In an announcement published
on Wednesday, LO3 Energy said it has developed a “transactive energy
platform” to address the challenge of tracking energy from different
sources across supply networks.
“As we move into a less carbonized future, Shell aims to invest in
innovative companies that will help enable the energy transition. LO3
Energy fits right in that space,” said Kirk Coburn, investment director
at Shell Ventures.
With LO3’s system, a mobile app enables users to choose from
different local energy resources and further allows them to select a
specific supplier.
While the electricity passes through the power grid as normal, a
“private, permissioned blockchain” tracks the details of the energy
source and the purchase agreement.
According to its white paper,
LO3’s “Exergy” blockchain is aimed to “facilitate the optimal coupling
of local electric generation to parties that can value, procure, store
and utilize this generation most efficiently. The resulting transactions
will clear within a participative market-driven environment operating
as close to the grid edge as possible, with an increasing level of
automation by using self-executing contracts on a distributed ledger.”

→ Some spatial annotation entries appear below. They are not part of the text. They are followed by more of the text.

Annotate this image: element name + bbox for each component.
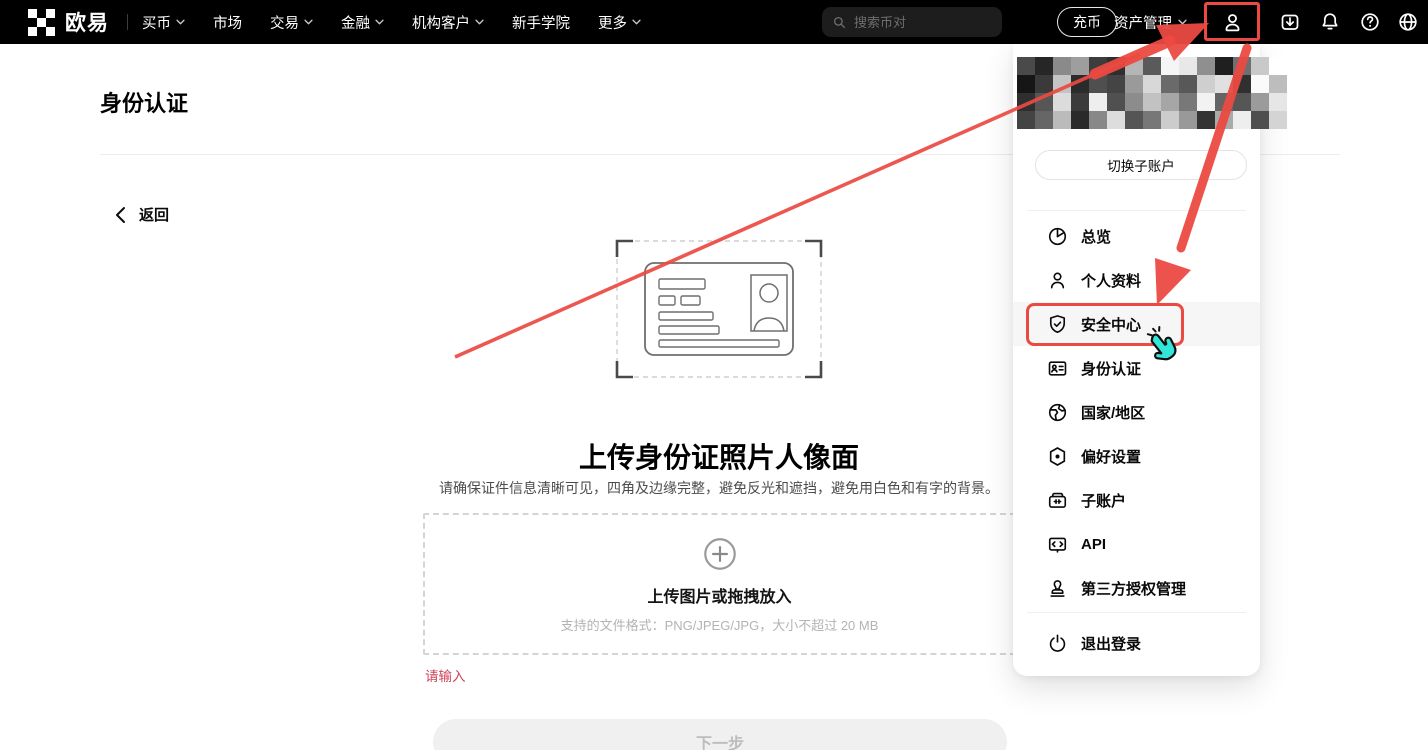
primary-nav: 买币 市场 交易 金融 机构客户 新手学院 更多	[142, 12, 641, 33]
pie-chart-icon	[1046, 225, 1068, 247]
notifications-button[interactable]	[1310, 0, 1350, 44]
menu-item-identity-verification[interactable]: 身份认证	[1013, 346, 1260, 390]
okx-logo-text: 欧易	[65, 7, 109, 37]
back-label: 返回	[139, 204, 169, 225]
upload-heading: 上传身份证照片人像面	[419, 436, 1019, 476]
shield-check-icon	[1046, 313, 1068, 335]
nav-item-buy-crypto[interactable]: 买币	[142, 12, 185, 33]
chevron-down-icon	[475, 19, 484, 25]
id-card-icon	[1046, 357, 1068, 379]
id-card-illustration	[611, 235, 827, 383]
next-step-button[interactable]: 下一步	[433, 719, 1007, 750]
search-input[interactable]	[854, 15, 992, 30]
nav-item-institutional[interactable]: 机构客户	[412, 12, 484, 33]
download-app-button[interactable]	[1270, 0, 1310, 44]
assets-menu[interactable]: 资产管理	[1114, 0, 1187, 44]
nav-item-more[interactable]: 更多	[598, 12, 641, 33]
nav-item-trade[interactable]: 交易	[270, 12, 313, 33]
validation-error-text: 请输入	[425, 665, 466, 685]
dropdown-divider	[1027, 210, 1246, 211]
subaccount-icon	[1046, 489, 1068, 511]
menu-item-profile[interactable]: 个人资料	[1013, 258, 1260, 302]
dropzone-formats: 支持的文件格式：PNG/JPEG/JPG，大小不超过 20 MB	[561, 615, 879, 634]
question-circle-icon	[1359, 11, 1381, 33]
nav-item-finance[interactable]: 金融	[341, 12, 384, 33]
okx-logo-icon	[28, 9, 55, 36]
page-title: 身份认证	[100, 86, 188, 118]
menu-item-security-center[interactable]: 安全中心	[1013, 302, 1260, 346]
help-button[interactable]	[1350, 0, 1390, 44]
menu-item-api[interactable]: API	[1013, 522, 1260, 566]
back-link[interactable]: 返回	[115, 204, 169, 225]
preferences-icon	[1046, 445, 1068, 467]
api-icon	[1046, 533, 1068, 555]
search-box[interactable]	[822, 7, 1002, 37]
chevron-down-icon	[375, 19, 384, 25]
search-icon	[832, 15, 847, 30]
menu-item-third-party-auth[interactable]: 第三方授权管理	[1013, 566, 1260, 610]
okx-identity-verification-page: 欧易 买币 市场 交易 金融 机构客户 新手学院	[0, 0, 1428, 750]
upload-hint: 请确保证件信息清晰可见，四角及边缘完整，避免反光和遮挡，避免用白色和有字的背景。	[409, 478, 1029, 498]
top-navbar: 欧易 买币 市场 交易 金融 机构客户 新手学院	[0, 0, 1428, 44]
menu-item-logout[interactable]: 退出登录	[1013, 621, 1260, 665]
nav-item-academy[interactable]: 新手学院	[512, 12, 570, 33]
globe-icon	[1046, 401, 1068, 423]
upload-dropzone[interactable]: 上传图片或拖拽放入 支持的文件格式：PNG/JPEG/JPG，大小不超过 20 …	[423, 513, 1016, 655]
dropdown-divider	[1027, 612, 1246, 613]
globe-icon	[1397, 11, 1419, 33]
menu-item-preferences[interactable]: 偏好设置	[1013, 434, 1260, 478]
chevron-down-icon	[632, 19, 641, 25]
chevron-down-icon	[304, 19, 313, 25]
chevron-down-icon	[1178, 19, 1187, 25]
account-menu-list: 总览 个人资料 安全中心 身份认证	[1013, 214, 1260, 610]
account-dropdown: 切换子账户 总览 个人资料 安全中心	[1013, 44, 1260, 676]
nav-divider	[127, 14, 128, 30]
bell-icon	[1319, 11, 1341, 33]
power-icon	[1046, 632, 1068, 654]
language-button[interactable]	[1388, 0, 1428, 44]
switch-subaccount-button[interactable]: 切换子账户	[1035, 150, 1247, 180]
dropzone-label: 上传图片或拖拽放入	[647, 583, 791, 607]
menu-item-country-region[interactable]: 国家/地区	[1013, 390, 1260, 434]
deposit-button[interactable]: 充币	[1057, 7, 1117, 37]
user-account-button[interactable]	[1212, 0, 1252, 44]
download-icon	[1279, 11, 1301, 33]
chevron-left-icon	[115, 206, 126, 224]
user-account-icon	[1221, 11, 1244, 34]
stamp-icon	[1046, 577, 1068, 599]
nav-item-markets[interactable]: 市场	[213, 12, 242, 33]
plus-circle-icon	[701, 535, 739, 573]
chevron-down-icon	[176, 19, 185, 25]
censored-avatar	[1017, 57, 1287, 129]
person-icon	[1046, 269, 1068, 291]
menu-item-overview[interactable]: 总览	[1013, 214, 1260, 258]
logout-section: 退出登录	[1013, 621, 1260, 665]
okx-logo[interactable]: 欧易	[28, 7, 109, 37]
menu-item-subaccounts[interactable]: 子账户	[1013, 478, 1260, 522]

The company said its product could power a range of business use
cases, including “peer-to-peer energy trading, energy hedging for
businesses, virtual power plants, dynamic electric vehicle charging and
demand response.”
The startup’s CEO Lawrence Orsini said:
“Energy is going through a revolution with renewable
distributed energy resources increasingly picking up market share – but
to integrate them efficiently we need to re-invent our energy networks.”
LO3 has previously garnered investments from Braemar Energy Ventures, Centrica, and tech giant Siemens.